KAYNAK : Paradigma FELSEFE SÖZLÜĞÜ,Ahmet Cevizli, Paradigma Yayınları, 2002
Üstinsan : ‘Yeryüzünün anlamı olacak üstinsan ! Yalvarırım size kardeşlerim, yeryüzüne bağlı kalın, inanmayın size dünyaötesi umutlardan söz edenlere !’
‘Gizemli insanın varoluşu, anlamsız hala…. Varlıklarının anlamını öğretmek istiyorum ben insanlara : Üstinsanı, insanın karanlık bulutundan çakan şimşeyi.’
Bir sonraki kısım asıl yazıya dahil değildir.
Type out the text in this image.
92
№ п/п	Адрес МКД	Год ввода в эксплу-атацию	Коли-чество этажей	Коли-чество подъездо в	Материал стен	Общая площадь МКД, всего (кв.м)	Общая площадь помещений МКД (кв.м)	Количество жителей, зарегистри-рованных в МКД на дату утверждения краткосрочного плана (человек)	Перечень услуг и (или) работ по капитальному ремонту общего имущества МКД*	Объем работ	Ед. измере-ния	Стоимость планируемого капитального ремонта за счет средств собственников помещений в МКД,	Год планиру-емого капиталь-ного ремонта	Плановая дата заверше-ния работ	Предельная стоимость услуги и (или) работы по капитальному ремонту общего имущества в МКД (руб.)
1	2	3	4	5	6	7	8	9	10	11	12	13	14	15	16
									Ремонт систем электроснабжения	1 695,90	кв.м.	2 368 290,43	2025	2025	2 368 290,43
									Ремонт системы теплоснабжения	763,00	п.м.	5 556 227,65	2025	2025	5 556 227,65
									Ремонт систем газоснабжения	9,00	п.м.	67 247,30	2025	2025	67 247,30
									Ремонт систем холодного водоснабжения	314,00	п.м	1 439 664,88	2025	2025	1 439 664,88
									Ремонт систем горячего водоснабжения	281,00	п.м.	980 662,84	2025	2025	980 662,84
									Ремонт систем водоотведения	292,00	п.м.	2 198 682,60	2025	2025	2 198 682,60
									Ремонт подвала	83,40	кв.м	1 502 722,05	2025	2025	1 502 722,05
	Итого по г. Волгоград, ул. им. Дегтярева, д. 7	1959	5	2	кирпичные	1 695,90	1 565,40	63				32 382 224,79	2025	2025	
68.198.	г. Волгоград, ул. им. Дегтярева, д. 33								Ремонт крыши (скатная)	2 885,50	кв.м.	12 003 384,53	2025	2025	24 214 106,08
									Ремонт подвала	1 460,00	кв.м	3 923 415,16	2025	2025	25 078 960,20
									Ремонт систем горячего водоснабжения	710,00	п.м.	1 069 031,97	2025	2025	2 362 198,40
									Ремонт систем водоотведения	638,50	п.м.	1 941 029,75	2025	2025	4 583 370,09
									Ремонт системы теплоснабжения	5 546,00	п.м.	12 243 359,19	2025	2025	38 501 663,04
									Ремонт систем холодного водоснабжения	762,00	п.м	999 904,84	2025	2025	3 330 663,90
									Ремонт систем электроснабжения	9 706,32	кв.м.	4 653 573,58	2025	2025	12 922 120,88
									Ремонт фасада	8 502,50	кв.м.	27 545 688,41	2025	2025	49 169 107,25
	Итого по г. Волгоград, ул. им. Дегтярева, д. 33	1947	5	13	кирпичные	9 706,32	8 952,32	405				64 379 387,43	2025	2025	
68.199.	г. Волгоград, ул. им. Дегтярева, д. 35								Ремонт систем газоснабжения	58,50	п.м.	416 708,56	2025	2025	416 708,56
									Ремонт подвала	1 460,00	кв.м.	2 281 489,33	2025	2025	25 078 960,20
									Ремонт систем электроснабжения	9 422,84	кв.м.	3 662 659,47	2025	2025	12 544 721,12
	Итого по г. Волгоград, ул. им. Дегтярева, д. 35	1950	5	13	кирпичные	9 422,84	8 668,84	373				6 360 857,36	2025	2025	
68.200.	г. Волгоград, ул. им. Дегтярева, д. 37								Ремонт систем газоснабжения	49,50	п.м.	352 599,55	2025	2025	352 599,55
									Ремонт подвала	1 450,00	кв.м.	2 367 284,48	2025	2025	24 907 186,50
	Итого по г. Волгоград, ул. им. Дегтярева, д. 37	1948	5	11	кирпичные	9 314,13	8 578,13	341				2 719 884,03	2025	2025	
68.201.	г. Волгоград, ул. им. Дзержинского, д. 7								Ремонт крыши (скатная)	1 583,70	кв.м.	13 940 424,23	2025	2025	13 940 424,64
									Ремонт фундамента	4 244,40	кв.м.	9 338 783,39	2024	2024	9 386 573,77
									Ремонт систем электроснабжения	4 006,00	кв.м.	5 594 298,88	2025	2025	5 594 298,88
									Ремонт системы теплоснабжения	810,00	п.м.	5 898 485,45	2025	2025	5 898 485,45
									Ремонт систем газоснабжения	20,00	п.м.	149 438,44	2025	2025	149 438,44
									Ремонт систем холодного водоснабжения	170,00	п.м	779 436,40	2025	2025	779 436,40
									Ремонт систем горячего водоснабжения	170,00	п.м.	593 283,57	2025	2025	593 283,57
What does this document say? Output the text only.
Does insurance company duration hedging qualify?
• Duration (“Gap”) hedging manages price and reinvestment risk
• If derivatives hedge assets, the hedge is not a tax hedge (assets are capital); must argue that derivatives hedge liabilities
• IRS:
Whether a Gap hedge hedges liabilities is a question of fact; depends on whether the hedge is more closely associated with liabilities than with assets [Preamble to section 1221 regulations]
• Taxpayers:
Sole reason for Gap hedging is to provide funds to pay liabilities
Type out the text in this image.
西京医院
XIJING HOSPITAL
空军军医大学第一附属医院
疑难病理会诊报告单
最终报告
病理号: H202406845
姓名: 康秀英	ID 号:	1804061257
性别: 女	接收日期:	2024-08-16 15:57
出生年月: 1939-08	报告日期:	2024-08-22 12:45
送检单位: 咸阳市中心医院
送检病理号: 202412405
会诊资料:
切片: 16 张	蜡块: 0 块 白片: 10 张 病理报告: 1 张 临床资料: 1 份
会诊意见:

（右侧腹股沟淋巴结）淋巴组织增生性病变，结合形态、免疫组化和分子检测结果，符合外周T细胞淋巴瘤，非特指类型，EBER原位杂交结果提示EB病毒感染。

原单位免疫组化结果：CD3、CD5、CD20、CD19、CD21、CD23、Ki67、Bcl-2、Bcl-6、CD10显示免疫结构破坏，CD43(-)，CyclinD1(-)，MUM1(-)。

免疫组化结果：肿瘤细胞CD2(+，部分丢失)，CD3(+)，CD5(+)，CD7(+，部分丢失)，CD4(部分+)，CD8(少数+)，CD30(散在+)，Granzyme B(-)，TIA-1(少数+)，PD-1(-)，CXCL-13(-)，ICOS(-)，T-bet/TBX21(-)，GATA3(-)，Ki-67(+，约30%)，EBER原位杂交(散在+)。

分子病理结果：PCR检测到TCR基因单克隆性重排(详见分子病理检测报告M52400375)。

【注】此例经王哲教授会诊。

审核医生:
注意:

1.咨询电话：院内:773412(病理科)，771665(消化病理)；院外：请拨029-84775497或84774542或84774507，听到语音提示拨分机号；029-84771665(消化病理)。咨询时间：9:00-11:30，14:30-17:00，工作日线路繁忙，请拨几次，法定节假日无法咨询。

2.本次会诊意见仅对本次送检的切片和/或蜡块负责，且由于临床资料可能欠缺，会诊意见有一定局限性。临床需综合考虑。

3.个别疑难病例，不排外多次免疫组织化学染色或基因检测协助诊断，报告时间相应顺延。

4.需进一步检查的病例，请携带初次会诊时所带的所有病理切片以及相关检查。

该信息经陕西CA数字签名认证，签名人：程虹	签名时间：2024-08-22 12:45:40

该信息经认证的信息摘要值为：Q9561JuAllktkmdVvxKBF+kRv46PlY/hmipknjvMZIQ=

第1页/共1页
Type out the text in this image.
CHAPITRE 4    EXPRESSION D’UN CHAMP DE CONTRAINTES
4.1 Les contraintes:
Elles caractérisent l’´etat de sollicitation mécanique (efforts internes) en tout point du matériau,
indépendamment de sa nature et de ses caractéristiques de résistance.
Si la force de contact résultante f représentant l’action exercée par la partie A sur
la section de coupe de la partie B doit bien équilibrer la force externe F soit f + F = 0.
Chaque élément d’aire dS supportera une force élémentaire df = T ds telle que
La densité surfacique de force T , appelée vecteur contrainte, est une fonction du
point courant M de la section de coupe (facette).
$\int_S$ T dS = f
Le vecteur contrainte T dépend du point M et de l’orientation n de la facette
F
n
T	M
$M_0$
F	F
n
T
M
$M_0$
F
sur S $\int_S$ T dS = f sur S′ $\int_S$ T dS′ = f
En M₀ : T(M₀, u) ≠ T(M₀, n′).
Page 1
Geleneksel ahlakı köle ahlakı olarak görüp değerlendiren, eşitlik kavramına karşı çıkıp, ahlaki değerlerin son çözümlemede insanın gerçek doğasına, insandaki güçlü olma isteğine dayanması gerektiğini öne süren Nietzsche’nin öngördüğü insanlık düzeyi ; insanın evriminin bundan sonraki aşamasında ortaya çıkacak bir insan tipi olarak, değerleri gözden geçirme, yeni baştan yaratma ve güçlü olma isteğini hayata geçirme cesaretinde olan insan için kullanılan deyim.
Nietzsche’ye göre, üstinsan, insanoğlunun amacıdır. O, insanın yenilmesi, aşılması gereken bir varlık olduğunu öne sürer. Her varlık kendisinden üstün birşey yaratmıştır ; bundan dolayı, insanın da kendini aşması gerekir. Maymun, insanın gözünde ne ise, insan da üstinsanın gözünde o olmalıdır. Nietzsche yeryüzünün anlam ve amacının üstinsan olduğunu söyler, çünkü insan doğasına yakışan güçlü, korkusuz ve acımasız olmaktır, yaratıcılığa ve ileriye yönelmektir. O üstinsan anlayışıyla insanlara yeni değerler, yeni hedefler ve yeni bir ideal getirmeye çalışmıştır. Nietzsche güçlü ve bağımsız insanların egemenliğinin, sürü olarak gördüğü insanlık için bir ilerleme sağlayacağına inanır. Ona göre, yığın kendini feda ederek, üstün insanı bekleyecektir.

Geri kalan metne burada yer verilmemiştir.